By Lisa Schumaier
Arizona Daily Wildcat
Thursday December 5, 2002
This is one man's hand I would like to shake. The author of "Fight Club" and "Choke," Chuck Palahniuk has written another daring novel with a plot that could never take place. However, just because the storyline is radically unreal, Palahniuk's "Lullaby" is believable.
"Lullaby" follows the life of Carl Streator, a middle-aged newspaper journalist. He is actually an interesting guy. Assigned to investigate a recent series of crib deaths in the community, he discovers that at every crime scene is a book of "Poems and Rhymes From Around the World," open to page 27. The children did not die in the middle of the night from crib death-the lullaby that was sung to them before bed killed them. An African culling song is the lethal weapon, murdering whomever it is read to or even thought toward. Streator read this same lullaby to his wife and son years before and realizes he is responsible for killing his family. Now that the culling song is memorized, Streator becomes a supernatural serial killer. A radio therapist aggravates him and before he knows it the song has rushed through his head. The therapist stops mid-sentence and the radio plays dead air. Palahniuk wants us to "Imagine a plague you catch through your ears." With a virus you can check out from the county library and infect anyone you want, the human race could become extinct. Streator teams up with another singing killer, and they take off across the country to destroy Page 27 in every copy that exists of the book.
This novel is another success for Palahniuk. As deplorable as "Fight Club," but more confronting, "Lullaby" is a racy read.
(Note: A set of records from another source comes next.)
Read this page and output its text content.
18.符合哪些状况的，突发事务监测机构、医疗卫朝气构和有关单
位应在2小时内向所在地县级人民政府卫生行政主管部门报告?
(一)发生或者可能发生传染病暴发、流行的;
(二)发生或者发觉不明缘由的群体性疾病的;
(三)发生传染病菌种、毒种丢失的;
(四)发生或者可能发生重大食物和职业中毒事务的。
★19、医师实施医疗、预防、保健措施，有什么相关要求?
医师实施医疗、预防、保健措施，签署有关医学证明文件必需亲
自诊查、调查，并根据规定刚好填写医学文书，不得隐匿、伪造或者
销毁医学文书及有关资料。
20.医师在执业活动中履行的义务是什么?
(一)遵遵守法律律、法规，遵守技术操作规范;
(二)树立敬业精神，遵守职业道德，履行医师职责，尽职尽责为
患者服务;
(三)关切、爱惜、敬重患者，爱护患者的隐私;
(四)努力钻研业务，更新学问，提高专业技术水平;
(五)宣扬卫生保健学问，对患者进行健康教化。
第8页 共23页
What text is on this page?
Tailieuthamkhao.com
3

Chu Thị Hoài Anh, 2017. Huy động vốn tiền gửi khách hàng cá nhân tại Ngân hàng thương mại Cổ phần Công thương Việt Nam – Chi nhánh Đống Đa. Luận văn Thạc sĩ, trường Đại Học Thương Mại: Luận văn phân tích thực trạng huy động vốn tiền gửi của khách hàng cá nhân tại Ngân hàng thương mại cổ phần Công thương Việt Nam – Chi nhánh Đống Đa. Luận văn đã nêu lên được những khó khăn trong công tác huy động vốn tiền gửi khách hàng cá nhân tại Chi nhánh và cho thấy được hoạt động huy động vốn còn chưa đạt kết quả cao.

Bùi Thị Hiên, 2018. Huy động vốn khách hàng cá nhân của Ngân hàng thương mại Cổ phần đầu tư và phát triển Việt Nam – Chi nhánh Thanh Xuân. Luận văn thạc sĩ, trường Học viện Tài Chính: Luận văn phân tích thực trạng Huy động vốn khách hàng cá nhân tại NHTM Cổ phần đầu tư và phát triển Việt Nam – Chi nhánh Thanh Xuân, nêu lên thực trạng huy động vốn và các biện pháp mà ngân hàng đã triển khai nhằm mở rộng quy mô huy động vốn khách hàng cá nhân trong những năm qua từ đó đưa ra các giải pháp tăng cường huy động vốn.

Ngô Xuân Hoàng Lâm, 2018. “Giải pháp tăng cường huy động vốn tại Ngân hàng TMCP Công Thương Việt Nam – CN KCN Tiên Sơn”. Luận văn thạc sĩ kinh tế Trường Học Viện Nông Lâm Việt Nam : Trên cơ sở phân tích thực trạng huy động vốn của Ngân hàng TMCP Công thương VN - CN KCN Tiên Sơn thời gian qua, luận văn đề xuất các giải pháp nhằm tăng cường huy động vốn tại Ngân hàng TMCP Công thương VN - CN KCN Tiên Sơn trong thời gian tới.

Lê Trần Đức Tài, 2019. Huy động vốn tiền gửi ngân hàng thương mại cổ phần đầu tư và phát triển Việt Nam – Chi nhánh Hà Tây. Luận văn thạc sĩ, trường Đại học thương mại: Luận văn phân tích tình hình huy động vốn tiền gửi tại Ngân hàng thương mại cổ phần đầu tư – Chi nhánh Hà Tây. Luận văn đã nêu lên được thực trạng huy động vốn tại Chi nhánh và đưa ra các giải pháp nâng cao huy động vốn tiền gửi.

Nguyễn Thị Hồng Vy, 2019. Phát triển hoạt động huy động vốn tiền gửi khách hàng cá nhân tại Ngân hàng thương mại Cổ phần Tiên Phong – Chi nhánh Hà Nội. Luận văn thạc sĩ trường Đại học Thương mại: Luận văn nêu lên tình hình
You will become more careful when choosing your thoughts, and more superstitious about the power of those thoughts. Like training for the Book Olympics, you will keep pushing yourself to read as many chapters you can.
"Lullaby" gets us to think
not about a possibility, but the reality this exaggerated version is
insinuating. Palahniuk writes like a diviner finds water; he points us toward a truth that could save our culture. "Big Brother isn't watching. He's singing and dancing and pulling rabbits out of a hat. Big Brother's busy holding your attention every moment you're awake. He's making sure you're distracted. He's making sure you're fully absorbed." Palahniuk is getting across that Americans are too entertained to think for themselves.
Palahniuk's style is full of black humor. The childish saying "Sticks and stones may break your bones but words will never hurt you," is tangled throughout the book; because Palahniuk warns that words can kill you. Death is like a yawn ÷ daily and contagious. He writes, "There are worse things you can do to the people you love than kill them." But he always follows with a point, one that makes you chuckle at first, but on second thought, makes the world feel conspiring. "You can watch the world do it."